Keoma (1976) starring Franco Nero, William Berger, Olga Karlatos, Orso Maria Guerrini, Gabriella Giacobbe, Antonio Marsina, Joshua Sinclair directed by Enzo G. Castellari Movie Review

Keoma (1976)   4/54/54/54/54/5

Franco Nero in Keoma (1976)

Keoma Brings Freedom

Having been away fighting in the war half breed Keoma (Franco Nero) is returning home for the first time in a long time. On the way he comes across a group of outlaws who are set to kill a group of civilians as they are said to have the plague. Coldly watching from a distance he does nothing as one after another is gunned down till a pregnant woman is about to be shot and he finally intervenes showing his skills with the gun in doing so. Taking the woman back to his home town Keoma quickly makes enemies when they accuse him of bringing a woman with the plague in to town. But that is not his only problem as after paying his father a visit he learns that the town is now run by a man called Caldwell (Donald O'Brien) and Keoma's 3 step brothers who picked on him as a child have joined forces with him.

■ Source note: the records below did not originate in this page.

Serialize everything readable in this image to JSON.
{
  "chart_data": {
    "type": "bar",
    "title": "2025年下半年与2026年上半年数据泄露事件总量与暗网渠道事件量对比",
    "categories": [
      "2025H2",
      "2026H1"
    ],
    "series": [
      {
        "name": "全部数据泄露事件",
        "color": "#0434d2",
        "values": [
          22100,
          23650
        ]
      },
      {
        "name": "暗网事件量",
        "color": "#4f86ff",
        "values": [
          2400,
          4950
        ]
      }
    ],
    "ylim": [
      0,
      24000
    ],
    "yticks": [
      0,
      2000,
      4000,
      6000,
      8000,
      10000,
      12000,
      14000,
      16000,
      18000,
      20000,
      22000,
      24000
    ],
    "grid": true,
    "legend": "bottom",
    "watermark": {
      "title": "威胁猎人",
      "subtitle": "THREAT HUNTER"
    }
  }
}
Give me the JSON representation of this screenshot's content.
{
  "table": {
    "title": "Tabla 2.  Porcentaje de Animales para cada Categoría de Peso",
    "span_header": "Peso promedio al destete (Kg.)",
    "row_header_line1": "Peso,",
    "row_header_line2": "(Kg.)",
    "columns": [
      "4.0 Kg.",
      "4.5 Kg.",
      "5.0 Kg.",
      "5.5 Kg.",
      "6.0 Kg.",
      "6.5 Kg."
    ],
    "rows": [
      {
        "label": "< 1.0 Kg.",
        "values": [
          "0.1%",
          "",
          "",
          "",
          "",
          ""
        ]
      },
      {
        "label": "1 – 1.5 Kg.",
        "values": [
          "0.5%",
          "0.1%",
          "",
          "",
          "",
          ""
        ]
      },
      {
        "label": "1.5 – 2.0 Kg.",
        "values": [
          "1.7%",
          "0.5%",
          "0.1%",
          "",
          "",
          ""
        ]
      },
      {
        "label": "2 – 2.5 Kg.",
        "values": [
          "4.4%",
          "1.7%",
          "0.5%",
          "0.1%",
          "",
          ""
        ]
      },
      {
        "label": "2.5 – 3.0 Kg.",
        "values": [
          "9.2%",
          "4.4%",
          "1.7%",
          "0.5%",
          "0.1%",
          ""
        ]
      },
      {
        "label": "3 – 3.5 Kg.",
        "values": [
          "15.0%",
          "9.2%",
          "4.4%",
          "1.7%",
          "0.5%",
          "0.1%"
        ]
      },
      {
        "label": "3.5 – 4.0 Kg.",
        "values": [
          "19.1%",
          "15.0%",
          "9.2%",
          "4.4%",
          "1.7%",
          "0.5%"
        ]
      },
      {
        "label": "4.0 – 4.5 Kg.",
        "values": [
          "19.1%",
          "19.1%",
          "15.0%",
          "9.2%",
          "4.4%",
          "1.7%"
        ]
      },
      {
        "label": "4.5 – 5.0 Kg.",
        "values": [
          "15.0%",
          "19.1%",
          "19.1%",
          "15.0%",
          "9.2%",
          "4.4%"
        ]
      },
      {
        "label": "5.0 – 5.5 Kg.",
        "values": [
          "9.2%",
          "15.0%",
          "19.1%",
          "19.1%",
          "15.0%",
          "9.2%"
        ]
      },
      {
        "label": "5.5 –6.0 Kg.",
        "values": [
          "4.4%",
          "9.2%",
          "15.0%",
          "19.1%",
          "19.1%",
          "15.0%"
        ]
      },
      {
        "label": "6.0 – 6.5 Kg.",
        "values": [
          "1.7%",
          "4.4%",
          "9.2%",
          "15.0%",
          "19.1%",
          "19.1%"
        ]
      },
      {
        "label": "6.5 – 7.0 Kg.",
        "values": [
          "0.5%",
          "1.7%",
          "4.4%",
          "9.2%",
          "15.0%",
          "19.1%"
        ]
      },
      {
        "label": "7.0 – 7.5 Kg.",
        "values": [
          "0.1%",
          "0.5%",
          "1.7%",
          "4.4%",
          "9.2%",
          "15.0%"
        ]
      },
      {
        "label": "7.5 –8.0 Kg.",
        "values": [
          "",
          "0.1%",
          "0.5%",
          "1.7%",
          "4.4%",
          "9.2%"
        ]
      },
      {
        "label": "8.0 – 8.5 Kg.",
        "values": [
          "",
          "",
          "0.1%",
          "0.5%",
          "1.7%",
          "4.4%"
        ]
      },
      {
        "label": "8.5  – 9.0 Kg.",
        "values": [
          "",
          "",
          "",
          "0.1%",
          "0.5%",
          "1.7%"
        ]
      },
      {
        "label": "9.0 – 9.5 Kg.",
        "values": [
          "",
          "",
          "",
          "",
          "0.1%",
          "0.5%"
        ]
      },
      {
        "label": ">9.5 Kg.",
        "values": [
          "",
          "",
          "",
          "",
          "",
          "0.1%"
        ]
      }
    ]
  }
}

With Caldwell and his men hunting Keoma down to get rid of him Keoma sets about ridding the town of its evil boss.

If I was to change the name Keoma to something like Bill Smith and swapped Franco Nero for say Richard Widmark and this mid 70s western would sound routine. It certainly has a mostly routine story with a man who has been away at war returning home to discover it is in the control of a mean business man and so sets about cleaning the place up in doing so making him a wanted man. But "Keoma" is not just another Hollywood western, it is a spaghetti western and for the most a damn good one at that.

Woody Strode in Keoma (1976)

Now as a spaghetti western "Keoma" has many of those elements you associate with the name. There is that dirty look where the west is shown as a grimy place where cowboys look filthy after days of riding the trail. There is also the close ups of the eyes and scene after scene which is full of style, combining slow motion with rotating camera work. Plus of course there is the atmosphere, the build up to moments of drama which all work in that classic spaghetti western way. Yes "Keoma" ticks a lot of spaghetti western boxes and does them all very well.

It also has something extra and I am not on about the violence as that is expected. Nope it has creativity with flashback scenes actually playing out in front of Keoma eye's so when he walks into a barn and remembers his half brothers beating him up as a child he is there watching it happen. And "Keoma" also has Franco Nero who looks great with the long hair and hat making him look slightly believable as a half breed even if the accent isn't right. But what Nero brings to the role is that silent mystery, that ability to just stare at the camera and communicate with it without even opening his mouth. It is because Nero is such a great actor that he manages to make Keoma that intoxicating mix of being likeable but also mysterious.

The one thing which for me is wrong about "Keoma" is the soundtrack as the dramatic songs with a woman who shrieks in a not too dissimilar way to Kate Bush, except Kate Bush sounds good doing it. It is shall we say an interesting concept of a soundtrack but one which grated on me.

What this all boils down to is that "Keoma" is a very good mid 70s spaghetti western and in truth deserves to be much better known than it is. But it is not with out its issues and that soundtrack and the singer's voice will haunt you like the plague.